Tiarella x ‘Elizabeth Oliver’ – Foamflower – 1.25-Quart

$7.00

From the breeders, Charles & Martha Oliver: “Tiarella ‘Elizabeth Oliver’ has become a classic among the fancy-leaved varieties of foamflower available today. It was the earliest of the hybrids between eastern and western Tiarella to become widely known, and it is an ancestor of almost all of the cut-leaved forms currently on the world market. Like its namesake, it is still among the very best available.

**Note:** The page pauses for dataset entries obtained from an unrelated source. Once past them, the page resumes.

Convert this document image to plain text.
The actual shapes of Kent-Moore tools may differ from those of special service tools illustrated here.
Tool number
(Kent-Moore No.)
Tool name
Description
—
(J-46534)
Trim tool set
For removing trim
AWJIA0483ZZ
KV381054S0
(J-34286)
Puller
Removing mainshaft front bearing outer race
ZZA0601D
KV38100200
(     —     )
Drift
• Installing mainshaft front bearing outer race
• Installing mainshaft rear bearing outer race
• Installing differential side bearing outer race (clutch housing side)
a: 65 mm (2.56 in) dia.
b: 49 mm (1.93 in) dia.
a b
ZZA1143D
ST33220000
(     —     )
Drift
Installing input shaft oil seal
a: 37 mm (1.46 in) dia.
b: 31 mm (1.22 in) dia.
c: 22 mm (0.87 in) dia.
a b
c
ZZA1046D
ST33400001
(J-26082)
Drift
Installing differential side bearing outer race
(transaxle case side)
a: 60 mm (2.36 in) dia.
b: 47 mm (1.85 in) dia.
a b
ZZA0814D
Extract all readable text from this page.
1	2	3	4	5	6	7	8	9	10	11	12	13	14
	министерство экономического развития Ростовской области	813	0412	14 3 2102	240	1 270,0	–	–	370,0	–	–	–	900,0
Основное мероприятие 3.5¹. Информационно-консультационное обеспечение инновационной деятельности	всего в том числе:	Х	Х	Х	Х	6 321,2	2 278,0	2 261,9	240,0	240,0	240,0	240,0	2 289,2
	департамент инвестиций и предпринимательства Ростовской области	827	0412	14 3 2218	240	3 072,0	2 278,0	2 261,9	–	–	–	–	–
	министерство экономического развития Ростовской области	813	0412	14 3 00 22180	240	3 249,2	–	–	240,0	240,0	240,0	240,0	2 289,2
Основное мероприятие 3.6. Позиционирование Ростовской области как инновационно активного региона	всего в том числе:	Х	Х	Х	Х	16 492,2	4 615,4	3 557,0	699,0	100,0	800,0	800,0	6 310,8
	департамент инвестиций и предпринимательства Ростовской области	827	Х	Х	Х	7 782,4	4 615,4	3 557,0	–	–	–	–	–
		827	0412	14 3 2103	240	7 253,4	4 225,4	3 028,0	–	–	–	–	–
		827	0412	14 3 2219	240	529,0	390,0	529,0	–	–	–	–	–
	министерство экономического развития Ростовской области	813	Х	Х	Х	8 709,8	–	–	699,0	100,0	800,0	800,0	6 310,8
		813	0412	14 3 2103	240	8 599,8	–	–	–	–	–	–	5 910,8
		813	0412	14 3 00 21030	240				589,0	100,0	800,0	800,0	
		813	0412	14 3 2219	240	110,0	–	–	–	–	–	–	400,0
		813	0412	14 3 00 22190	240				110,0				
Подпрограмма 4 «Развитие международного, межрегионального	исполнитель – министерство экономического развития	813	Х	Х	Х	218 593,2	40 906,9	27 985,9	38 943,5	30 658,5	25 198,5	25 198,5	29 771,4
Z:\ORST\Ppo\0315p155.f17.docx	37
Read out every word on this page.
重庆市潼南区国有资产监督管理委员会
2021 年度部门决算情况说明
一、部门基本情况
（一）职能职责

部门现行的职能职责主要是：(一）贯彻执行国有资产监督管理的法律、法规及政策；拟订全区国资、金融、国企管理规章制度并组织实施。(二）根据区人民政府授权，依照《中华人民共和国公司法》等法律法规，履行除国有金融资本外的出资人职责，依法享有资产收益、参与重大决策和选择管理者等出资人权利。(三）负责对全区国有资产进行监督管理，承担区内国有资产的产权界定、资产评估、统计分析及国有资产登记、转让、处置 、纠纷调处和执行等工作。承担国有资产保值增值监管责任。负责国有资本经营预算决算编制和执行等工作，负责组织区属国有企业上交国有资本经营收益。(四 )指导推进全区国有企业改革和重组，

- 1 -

‘Elizabeth Oliver’ looks best planted in drifts several feet wide next to paths in a woodland garden or along the front of a shady border. Tall, slender plants can easily come up through mats of Tiarella, so ‘Elizabeth Oliver’ can be allowed to spread back into flower beds around the stems of species like Cimicifuga, Actaea, or Kirengeshoma or around large ferns.

Out of stock

Description

Saxifrage family, Saxifragaceae

There are two varieties of foamflower in the Eastern United States – var. cordifolia, which occurs in the Catskills and is a running form, producing above ground stolons and slowly forming a groundcover, and var. collina, which occurs from Maryland to Kentucky south to Mississippi and Georgia and is a clumping form. T. cordifolia var. collina is often also listed as T. wherryi in horticulture though that is simply a botanical synonym not a different species.

We generally assign clumping horticultural forms to T. cordifolia var. collina and running horticultural forms to T. cordifolia var. cordifolia, though not all horticultural varieties are straight species and may be hybrids between the two – a western species, T. trifoliata, may also be involved in the parentage of many cultivars.